Scheib: Es ist spannend: Martin war nicht der erste Trainer, von dem ich das gehört habe. Ich habe das in meiner Laufbahn einige Male gehört, es aber nie glauben wollen. Ich habe immer gedacht, ich brauche die 100 Prozent, damit ich dabei bin. Aber es ist wirklich genau dieses Eitzerl, dass ich zurückschraube, dass mir die gewisse Ruhe gibt, um einen konstanten Lauf zu zeigen. Früher war ich teilweise so am Limit, wodurch ich Fehler gemacht habe. Das kann ich jetzt besser kontrollieren. Ganz vermeiden kann man es selten, weil beim Skifahren so viele Faktoren in einer Millisekunde zusammenkommen. Da kann es immer sein, dass irgendwas nicht perfekt ist. Aber es gelingt mir jetzt, die Passagen, die taktisch zu fahren sind, auf den Punkt umzusetzen.
Ich weiß momentan, dass mein Grundspeed gut ist und ich stabil fahre und nichts "besonderes" machen muss. Das klingt jetzt vielleicht einfach, aber vom Mindset her fahre ich da teilweise schon um mein Leben.

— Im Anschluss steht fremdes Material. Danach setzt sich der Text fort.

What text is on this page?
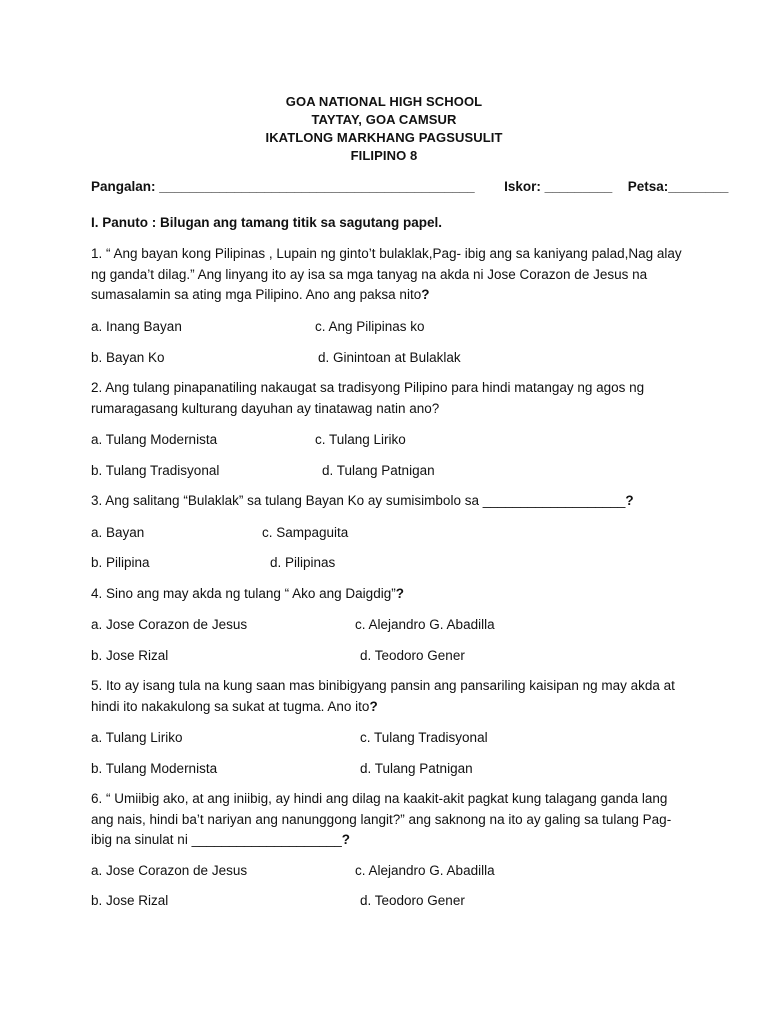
GOA NATIONAL HIGH SCHOOL
TAYTAY, GOA CAMSUR
IKATLONG MARKHANG PAGSUSULIT
FILIPINO 8
Pangalan: __________________________________________ Iskor: _________ Petsa:________
I. Panuto : Bilugan ang tamang titik sa sagutang papel.
1. “ Ang bayan kong Pilipinas , Lupain ng ginto’t bulaklak,Pag- ibig ang sa kaniyang palad,Nag alay ng ganda’t dilag.” Ang linyang ito ay isa sa mga tanyag na akda ni Jose Corazon de Jesus na sumasalamin sa ating mga Pilipino. Ano ang paksa nito?
a. Inang Bayan	c. Ang Pilipinas ko
b. Bayan Ko	d. Ginintoan at Bulaklak
2. Ang tulang pinapanatiling nakaugat sa tradisyong Pilipino para hindi matangay ng agos ng rumaragasang kulturang dayuhan ay tinatawag natin ano?
a. Tulang Modernista	c. Tulang Liriko
b. Tulang Tradisyonal	d. Tulang Patnigan
3. Ang salitang “Bulaklak” sa tulang Bayan Ko ay sumisimbolo sa ___________________?
a. Bayan	c. Sampaguita
b. Pilipina	d. Pilipinas
4. Sino ang may akda ng tulang “ Ako ang Daigdig”?
a. Jose Corazon de Jesus	c. Alejandro G. Abadilla
b. Jose Rizal	d. Teodoro Gener
5. Ito ay isang tula na kung saan mas binibigyang pansin ang pansariling kaisipan ng may akda at hindi ito nakakulong sa sukat at tugma. Ano ito?
a. Tulang Liriko	c. Tulang Tradisyonal
b. Tulang Modernista	d. Tulang Patnigan
6. “ Umiibig ako, at ang iniibig, ay hindi ang dilag na kaakit-akit pagkat kung talagang ganda lang ang nais, hindi ba’t nariyan ang nanunggong langit?” ang saknong na ito ay galing sa tulang Pag-ibig na sinulat ni ____________________?
a. Jose Corazon de Jesus	c. Alejandro G. Abadilla
b. Jose Rizal	d. Teodoro Gener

LAOLA1: Es macht den Eindruck, als würdest du am Start stehen und davon überzeugt sein, dass du schnell bist. Ist das der Unterschied zwischen guten Athletinnen und Siegläuferinnen?
Scheib: Ja, vielleicht. Ich weiß momentan, dass mein Grundspeed gut ist und ich stabil fahre und nichts "besonderes" machen muss. Das klingt jetzt vielleicht einfach, aber vom Mindset her fahre ich da - das ist jetzt vielleicht ein bisschen übertrieben - teilweise schon um mein Leben. Ich muss immer schauen, dass ich pushe und attackiere. Ich kann mir nichts erlauben, darf nicht zurückschrauben. Ich muss alles sehr exakt fahren, auch von der Linie her. Ich muss es einfach ein bisschen rauskitzeln, sonst ist die Alice Robinson schneller. (lacht)

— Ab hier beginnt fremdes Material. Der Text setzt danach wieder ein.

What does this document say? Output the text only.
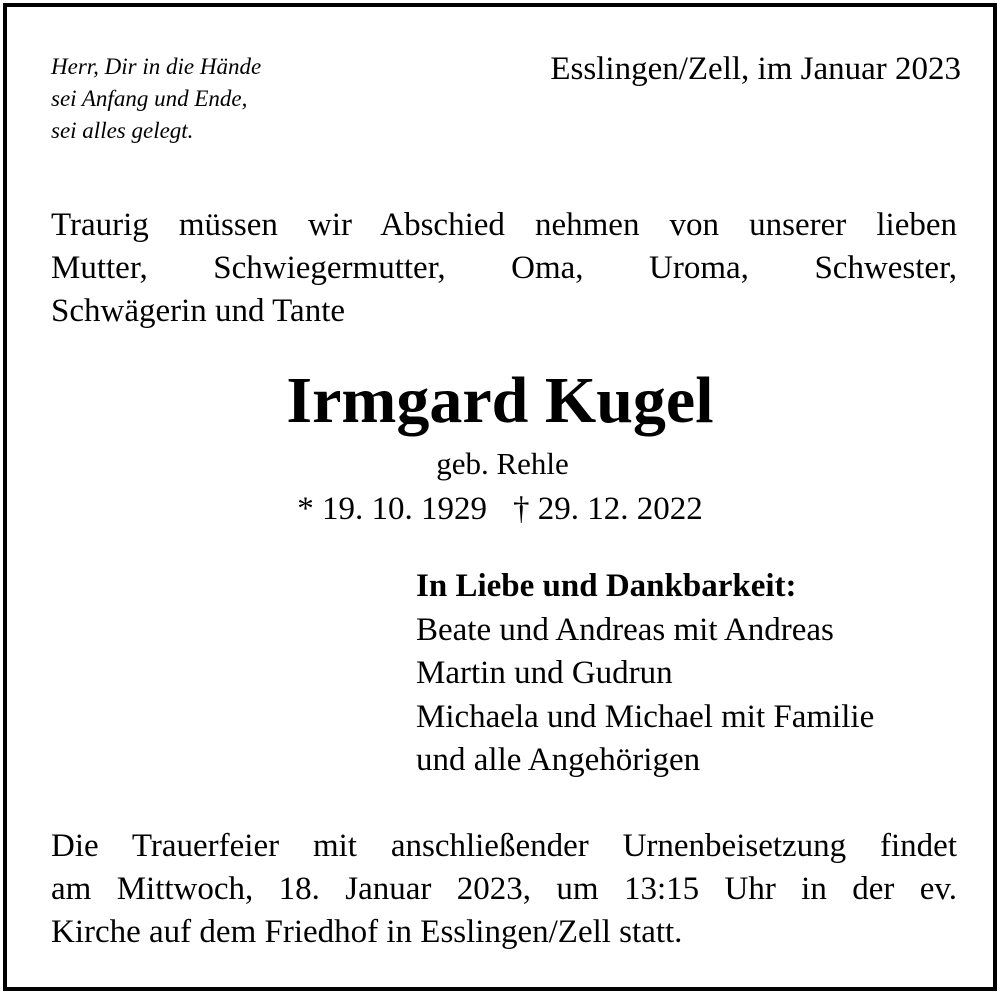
Herr, Dir in die Hände
sei Anfang und Ende,
sei alles gelegt.
Esslingen/Zell, im Januar 2023
Traurig müssen wir Abschied nehmen von unserer lieben
Mutter, Schwiegermutter, Oma, Uroma, Schwester,
Schwägerin und Tante
Irmgard Kugel
geb. Rehle
* 19. 10. 1929 † 29. 12. 2022
In Liebe und Dankbarkeit:
Beate und Andreas mit Andreas
Martin und Gudrun
Michaela und Michael mit Familie
und alle Angehörigen
Die Trauerfeier mit anschließender Urnenbeisetzung findet
am Mittwoch, 18. Januar 2023, um 13:15 Uhr in der ev.
Kirche auf dem Friedhof in Esslingen/Zell statt.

LAOLA1: Du hast in deiner Karriere schon viel erlebt, auch schwierige Zeiten. Gab es einen Moment, in dem du deine Definition von Erfolg neu justieren musstest?
Scheib: In Zeiten der Verletzungen war der Sport weit weg. Da ist es ein Erfolg, wieder normal gehen zu können, ohne Schmerzen zu haben. Da war das Skifahren, oder am Stockerl zu stehen oder sogar zu gewinnen ganz weit weg. Aber je näher du dem wieder kommst, desto mehr kommt auch wieder das Gefühl, Rennen gewinnen zu wollen.
LAOLA1: Unterscheidet sich dein Umgang mit Niederlagen heute von dem zu Beginn deiner Karriere?
Scheib: Ja, ganz sicher. Da hat sich einiges getan. Als ich jünger war, habe ich Niederlagen viel krasser erlebt. Es hat auch viel länger – sogar zu lange - gedauert, sie zu verarbeiten. Ich wollte immer gewinnen, das ist mein Naturell, und Niederlagen haben mich früher immer extrem angezipft. Aber auch da muss man seine Erfahrungen machen, um zu wachsen. Jetzt zipft es mich auch an, wenn ich wie in Mont Tremblant ausfalle, aber es war dann so schnell abgehakt für mich. Ich habe mir den 2. Durchgang angeschaut und mich für die anderen ehrlich mitgefreut. Wenn du da haderst, brauchst du den ganzen Nachmittag nur unnötig viel Energie.
LAOLA1: Du wirkst nach außen hin immer sehr ruhig und besonnen. Was bringt Julia Scheib aus der Fassung?
Scheib: Die ID Austria. Die hat mich schon einige Nerven gekostet. Das ist vielleicht nicht das beste System. (lacht)
LAOLA1: Abseits der Piste liebst du Techno-Veranstaltungen und findest Ruhe beim Gärtnern oder Kochen. Das ist doch ein ziemlicher Kontrast.
Scheib: Es ist schon ein Kontrast, ich finde aber, dass es gerade bei der Musik, wenn du nur den Beat und den Klang hast, trotzdem auch irgendwie so ein ruhiges Zuhören ist. Techno und Deep House ist für mich so eine Musik für alle Situationen im Leben. Das taugt mir irrsinnig. Und kochen ist definitiv meine zweite Leidenschaft.
LAOLA1: Blicken wir zum Abschluss auf 2026: Unter welches Motto würdest du das neue Jahr stellen?
Scheib: Ich mag es, wenn man einfach im Moment lebt und nicht zu viel nach vorne, hinten oder zur Seite schaut. Genauso würde ich gerne ins neue Jahr starten. Die Momente genießen, wenn sie da sind. Die Zeit vergeht ohnehin zu schnell, das wird mir immer mehr bewusst. Daher versuche ich immer, im Moment zu leben.